Emmanuel Antonarakis, MD, discusses community enrollment in the ECLIPSE trial in prostate cancer.

Emmanuel Antonarakis, MD, associate director, Translational Research, Masonic Cancer Center, University of Minnesota, Clark Endowed Professor of Medicine, University of Minnesota Medical School, provides insights into the phase 3 ECLIPSE trial (NCT05204927), detailing how collaboration with community oncologists spurred increased awareness and enrollment for eligible patients with prostate cancer.

The study evaluated 177Lu-PSMA-I&T vs standard-of-care hormone therapy (abiraterone acetate [Zytiga] or enzalutamide [Xtandi]) in patients with metastatic castration-resistant prostate cancer (mCRPC) who had progressive disease and received prior treatment with an androgen receptor (AR)–directed therapy. The trial enrolled 439 patients with mCRPC and documented positive prostate-specific membrane antigen PET imaging. The M Health Fairview Ridges Cancer Clinic in Burnsville, Minnesota, in partnership with the Masonic Cancer Center, University of Minnesota, was 1 of the study sites, and patients treated during this study were also enrolled from nearby community cancer centers.

Antonarakis says that the trial targeted patients who had progressed on at least 1 novel AR-targeted therapy but had not undergone chemotherapy. Since this subset of patients was chemotherapy naive, it presented an opportunity to explore the potential benefits of administering radioligand therapy earlier in the treatment continuum. Drawing parallels to the FDA-approved lutetium Lu 177 vipivotide tetraxetan (Pluvicto; formerly 177Lu-PSMA-617), which mandates prior failure of both novel hormone therapy and taxane-based chemotherapy for eligibility, Antonarakis highlights the ECLIPSE trial's objective of expanding treatment options to patients at an earlier stage to potentially enhance clinical outcomes.
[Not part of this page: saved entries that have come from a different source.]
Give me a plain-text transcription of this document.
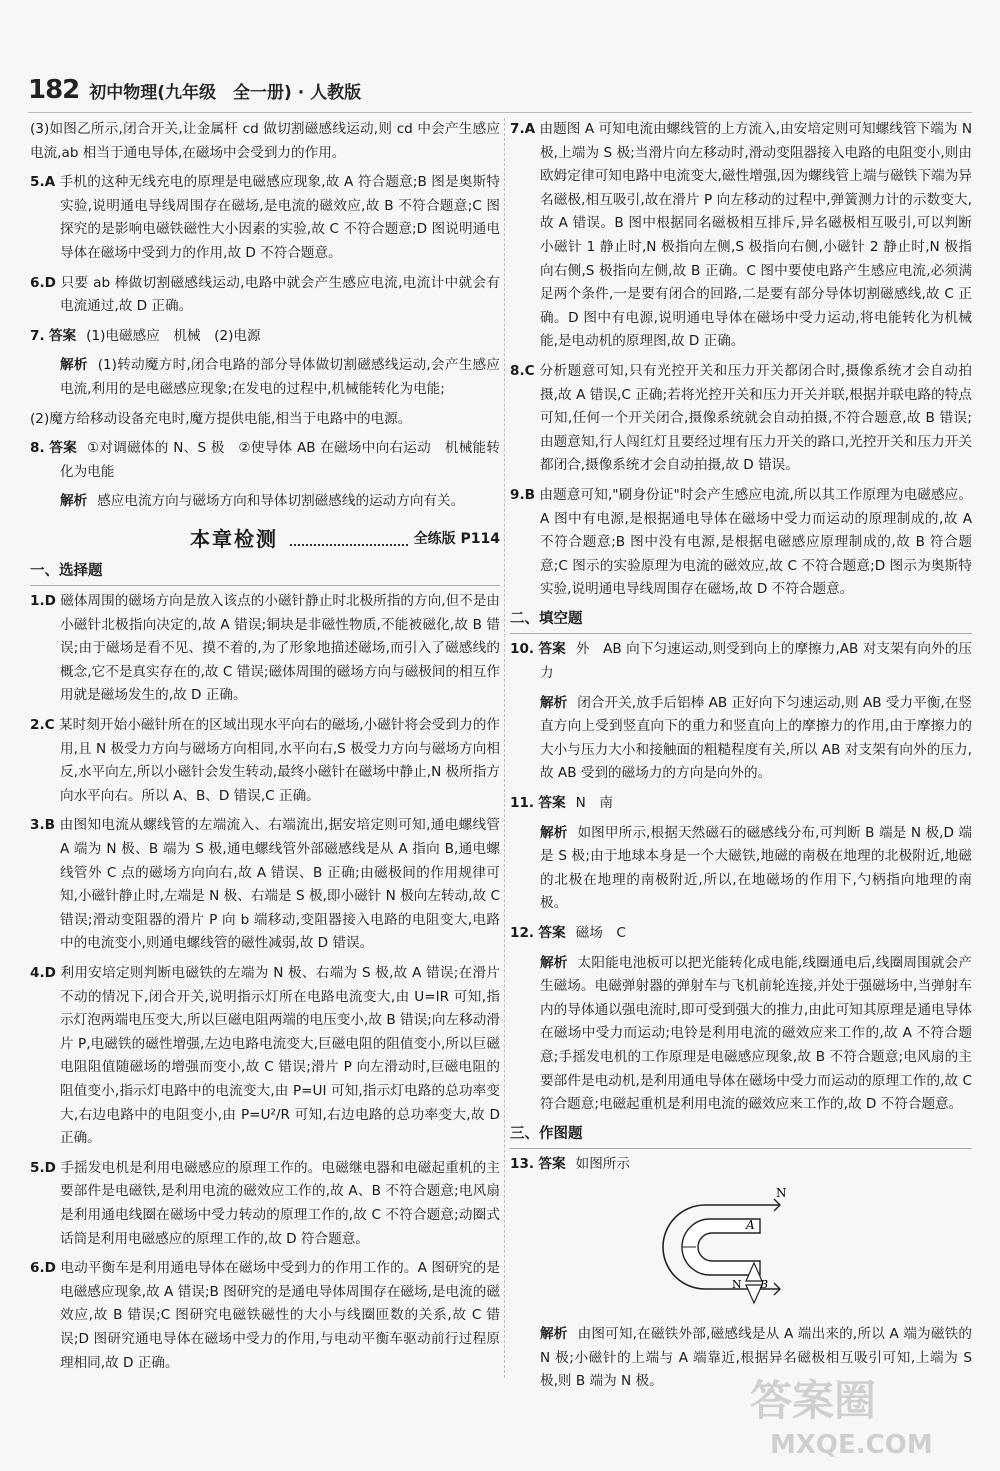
182 初中物理(九年级　全一册) · 人教版

(3)如图乙所示,闭合开关,让金属杆 cd 做切割磁感线运动,则 cd 中会产生感应电流,ab 相当于通电导体,在磁场中会受到力的作用。

5.A 手机的这种无线充电的原理是电磁感应现象,故 A 符合题意;B 图是奥斯特实验,说明通电导线周围存在磁场,是电流的磁效应,故 B 不符合题意;C 图探究的是影响电磁铁磁性大小因素的实验,故 C 不符合题意;D 图说明通电导体在磁场中受到力的作用,故 D 不符合题意。

6.D 只要 ab 棒做切割磁感线运动,电路中就会产生感应电流,电流计中就会有电流通过,故 D 正确。

7. 答案 (1)电磁感应　机械　(2)电源

解析 (1)转动魔方时,闭合电路的部分导体做切割磁感线运动,会产生感应电流,利用的是电磁感应现象;在发电的过程中,机械能转化为电能;

(2)魔方给移动设备充电时,魔方提供电能,相当于电路中的电源。

8. 答案 ①对调磁体的 N、S 极　②使导体 AB 在磁场中向右运动　机械能转化为电能

解析 感应电流方向与磁场方向和导体切割磁感线的运动方向有关。

本章检测	全练版 P114
一、选择题

1.D 磁体周围的磁场方向是放入该点的小磁针静止时北极所指的方向,但不是由小磁针北极指向决定的,故 A 错误;铜块是非磁性物质,不能被磁化,故 B 错误;由于磁场是看不见、摸不着的,为了形象地描述磁场,而引入了磁感线的概念,它不是真实存在的,故 C 错误;磁体周围的磁场方向与磁极间的相互作用就是磁场发生的,故 D 正确。

2.C 某时刻开始小磁针所在的区域出现水平向右的磁场,小磁针将会受到力的作用,且 N 极受力方向与磁场方向相同,水平向右,S 极受力方向与磁场方向相反,水平向左,所以小磁针会发生转动,最终小磁针在磁场中静止,N 极所指方向水平向右。所以 A、B、D 错误,C 正确。

3.B 由图知电流从螺线管的左端流入、右端流出,据安培定则可知,通电螺线管 A 端为 N 极、B 端为 S 极,通电螺线管外部磁感线是从 A 指向 B,通电螺线管外 C 点的磁场方向向右,故 A 错误、B 正确;由磁极间的作用规律可知,小磁针静止时,左端是 N 极、右端是 S 极,即小磁针 N 极向左转动,故 C 错误;滑动变阻器的滑片 P 向 b 端移动,变阻器接入电路的电阻变大,电路中的电流变小,则通电螺线管的磁性减弱,故 D 错误。

4.D 利用安培定则判断电磁铁的左端为 N 极、右端为 S 极,故 A 错误;在滑片不动的情况下,闭合开关,说明指示灯所在电路电流变大,由 U=IR 可知,指示灯泡两端电压变大,所以巨磁电阻两端的电压变小,故 B 错误;向左移动滑片 P,电磁铁的磁性增强,左边电路电流变大,巨磁电阻的阻值变小,所以巨磁电阻阻值随磁场的增强而变小,故 C 错误;滑片 P 向左滑动时,巨磁电阻的阻值变小,指示灯电路中的电流变大,由 P=UI 可知,指示灯电路的总功率变大,右边电路中的电阻变小,由 P=U²/R 可知,右边电路的总功率变大,故 D 正确。

5.D 手摇发电机是利用电磁感应的原理工作的。电磁继电器和电磁起重机的主要部件是电磁铁,是利用电流的磁效应工作的,故 A、B 不符合题意;电风扇是利用通电线圈在磁场中受力转动的原理工作的,故 C 不符合题意;动圈式话筒是利用电磁感应的原理工作的,故 D 符合题意。

6.D 电动平衡车是利用通电导体在磁场中受到力的作用工作的。A 图研究的是电磁感应现象,故 A 错误;B 图研究的是通电导体周围存在磁场,是电流的磁效应,故 B 错误;C 图研究电磁铁磁性的大小与线圈匝数的关系,故 C 错误;D 图研究通电导体在磁场中受力的作用,与电动平衡车驱动前行过程原理相同,故 D 正确。

7.A 由题图 A 可知电流由螺线管的上方流入,由安培定则可知螺线管下端为 N 极,上端为 S 极;当滑片向左移动时,滑动变阻器接入电路的电阻变小,则由欧姆定律可知电路中电流变大,磁性增强,因为螺线管上端与磁铁下端为异名磁极,相互吸引,故在滑片 P 向左移动的过程中,弹簧测力计的示数变大,故 A 错误。B 图中根据同名磁极相互排斥,异名磁极相互吸引,可以判断小磁针 1 静止时,N 极指向左侧,S 极指向右侧,小磁针 2 静止时,N 极指向右侧,S 极指向左侧,故 B 正确。C 图中要使电路产生感应电流,必须满足两个条件,一是要有闭合的回路,二是要有部分导体切割磁感线,故 C 正确。D 图中有电源,说明通电导体在磁场中受力运动,将电能转化为机械能,是电动机的原理图,故 D 正确。

8.C 分析题意可知,只有光控开关和压力开关都闭合时,摄像系统才会自动拍摄,故 A 错误,C 正确;若将光控开关和压力开关并联,根据并联电路的特点可知,任何一个开关闭合,摄像系统就会自动拍摄,不符合题意,故 B 错误;由题意知,行人闯红灯且要经过埋有压力开关的路口,光控开关和压力开关都闭合,摄像系统才会自动拍摄,故 D 错误。

9.B 由题意可知,"刷身份证"时会产生感应电流,所以其工作原理为电磁感应。A 图中有电源,是根据通电导体在磁场中受力而运动的原理制成的,故 A 不符合题意;B 图中没有电源,是根据电磁感应原理制成的,故 B 符合题意;C 图示的实验原理为电流的磁效应,故 C 不符合题意;D 图示为奥斯特实验,说明通电导线周围存在磁场,故 D 不符合题意。

二、填空题

10. 答案 外　AB 向下匀速运动,则受到向上的摩擦力,AB 对支架有向外的压力

解析 闭合开关,放手后铝棒 AB 正好向下匀速运动,则 AB 受力平衡,在竖直方向上受到竖直向下的重力和竖直向上的摩擦力的作用,由于摩擦力的大小与压力大小和接触面的粗糙程度有关,所以 AB 对支架有向外的压力,故 AB 受到的磁场力的方向是向外的。

11. 答案 N　南

解析 如图甲所示,根据天然磁石的磁感线分布,可判断 B 端是 N 极,D 端是 S 极;由于地球本身是一个大磁铁,地磁的南极在地理的北极附近,地磁的北极在地理的南极附近,所以,在地磁场的作用下,勺柄指向地理的南极。

12. 答案 磁场　C

解析 太阳能电池板可以把光能转化成电能,线圈通电后,线圈周围就会产生磁场。电磁弹射器的弹射车与飞机前轮连接,并处于强磁场中,当弹射车内的导体通以强电流时,即可受到强大的推力,由此可知其原理是通电导体在磁场中受力而运动;电铃是利用电流的磁效应来工作的,故 A 不符合题意;手摇发电机的工作原理是电磁感应现象,故 B 不符合题意;电风扇的主要部件是电动机,是利用通电导体在磁场中受力而运动的原理工作的,故 C 符合题意;电磁起重机是利用电流的磁效应来工作的,故 D 不符合题意。

三、作图题

13. 答案 如图所示

N
A
N B

解析 由图可知,在磁铁外部,磁感线是从 A 端出来的,所以 A 端为磁铁的 N 极;小磁针的上端与 A 端靠近,根据异名磁极相互吸引可知,上端为 S 极,则 B 端为 N 极。	答案圈
MXQE.COM
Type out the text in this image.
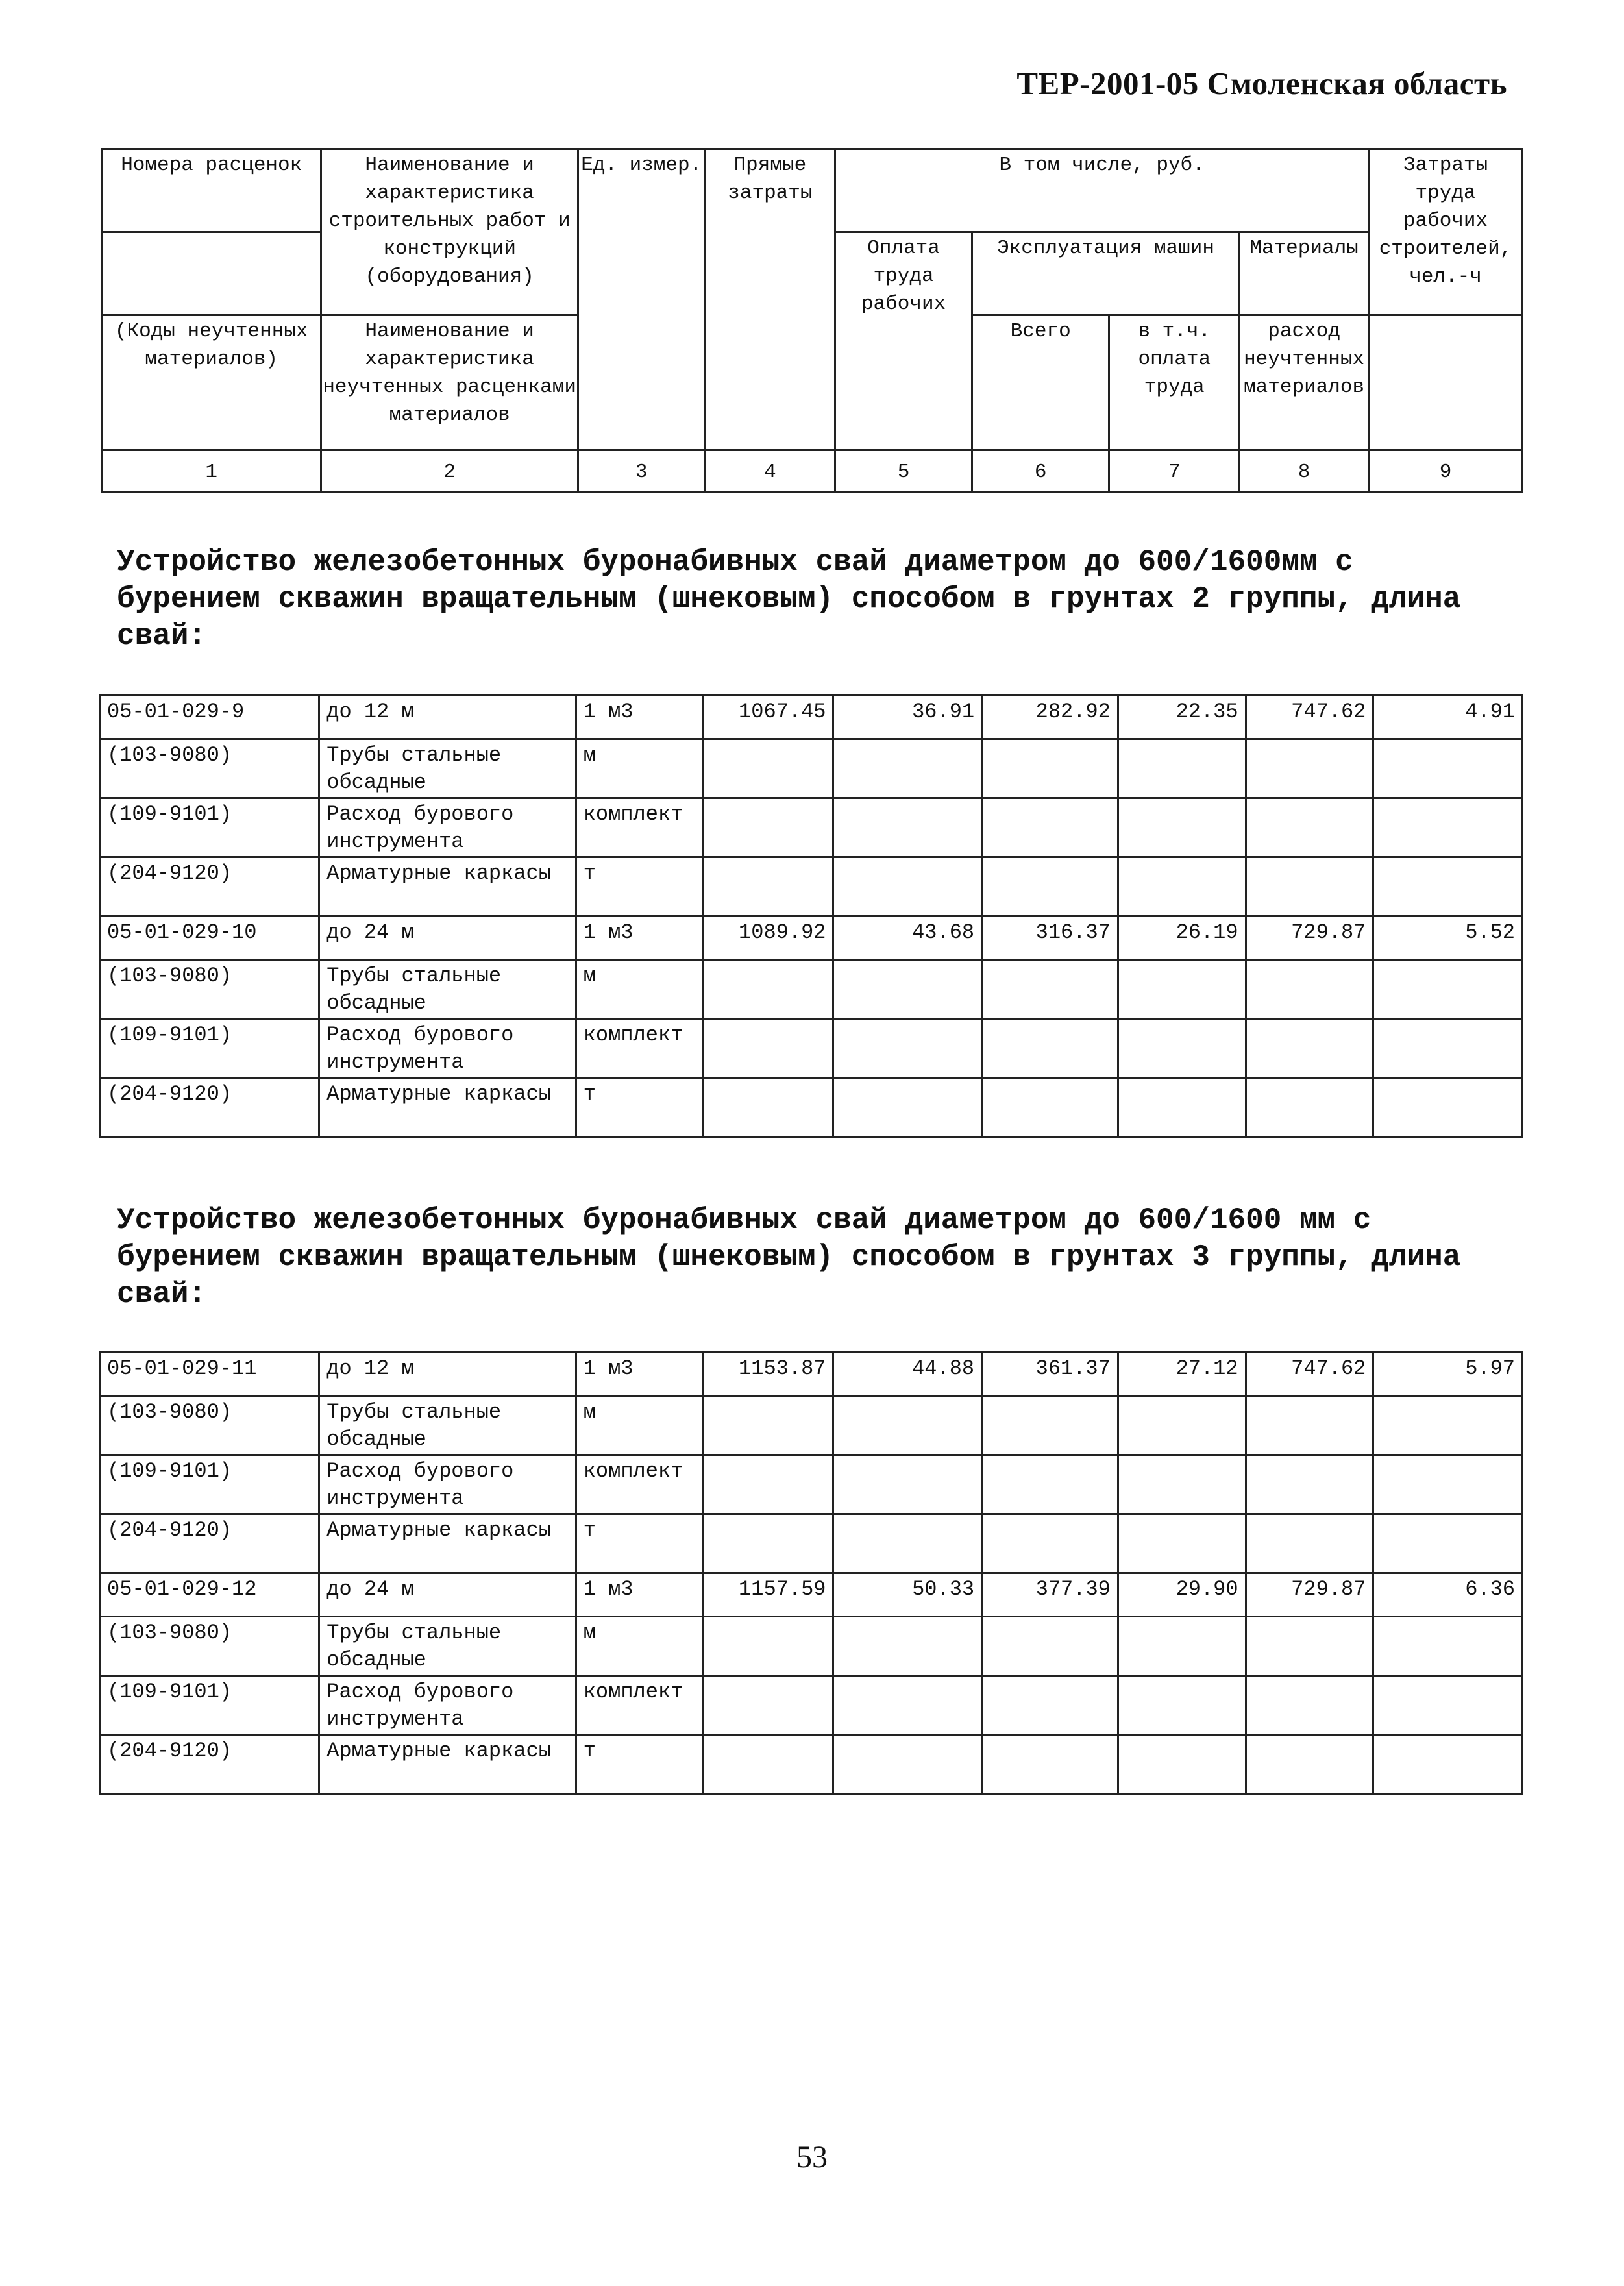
ТЕР-2001-05 Смоленская область
Номера расценок	Наименование и характеристика строительных работ и конструкций (оборудования)	Ед. измер.	Прямые затраты	В том числе, руб.				Затраты труда рабочих строителей, чел.-ч
				Оплата труда рабочих	Эксплуатация машин		Материалы	
(Коды неучтенных материалов)	Наименование и характеристика неучтенных расценками материалов				Всего	в т.ч. оплата труда	расход неучтенных материалов	
1	2	3	4	5	6	7	8	9
Устройство железобетонных буронабивных свай диаметром до 600/1600мм с бурением скважин вращательным (шнековым) способом в грунтах 2 группы, длина свай:
05-01-029-9	до 12 м	1 м3	1067.45	36.91	282.92	22.35	747.62	4.91
(103-9080)	Трубы стальные обсадные	м						
(109-9101)	Расход бурового инструмента	комплект						
(204-9120)	Арматурные каркасы	т						
05-01-029-10	до 24 м	1 м3	1089.92	43.68	316.37	26.19	729.87	5.52
(103-9080)	Трубы стальные обсадные	м						
(109-9101)	Расход бурового инструмента	комплект						
(204-9120)	Арматурные каркасы	т						
Устройство железобетонных буронабивных свай диаметром до 600/1600 мм с бурением скважин вращательным (шнековым) способом в грунтах 3 группы, длина свай:
05-01-029-11	до 12 м	1 м3	1153.87	44.88	361.37	27.12	747.62	5.97
(103-9080)	Трубы стальные обсадные	м						
(109-9101)	Расход бурового инструмента	комплект						
(204-9120)	Арматурные каркасы	т						
05-01-029-12	до 24 м	1 м3	1157.59	50.33	377.39	29.90	729.87	6.36
(103-9080)	Трубы стальные обсадные	м						
(109-9101)	Расход бурового инструмента	комплект						
(204-9120)	Арматурные каркасы	т						
53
The rationale behind the ECLIPSE trial lies in addressing these challenges by offering radioligand therapy to patients who have failed hormone therapy but have not yet undergone chemotherapy. Antonarakis highlights the significance of extending this treatment option to patients earlier in their disease course, particularly those who are fitter and prefer to avoid chemotherapy-related toxicities. Notably, ECLIPSE represents a pioneering effort in the region, marking the first instance where radioligand therapy is available to patients in Minnesota and nearby states without the prerequisite of prior chemotherapy.

Antonarakis underscores the importance of the study for exploring the feasibility and efficacy of administering radioligand therapy earlier in the treatment paradigm for patients with mCRPC with the ultimate goal of expanding access to this innovative treatment modality to a wider patient population.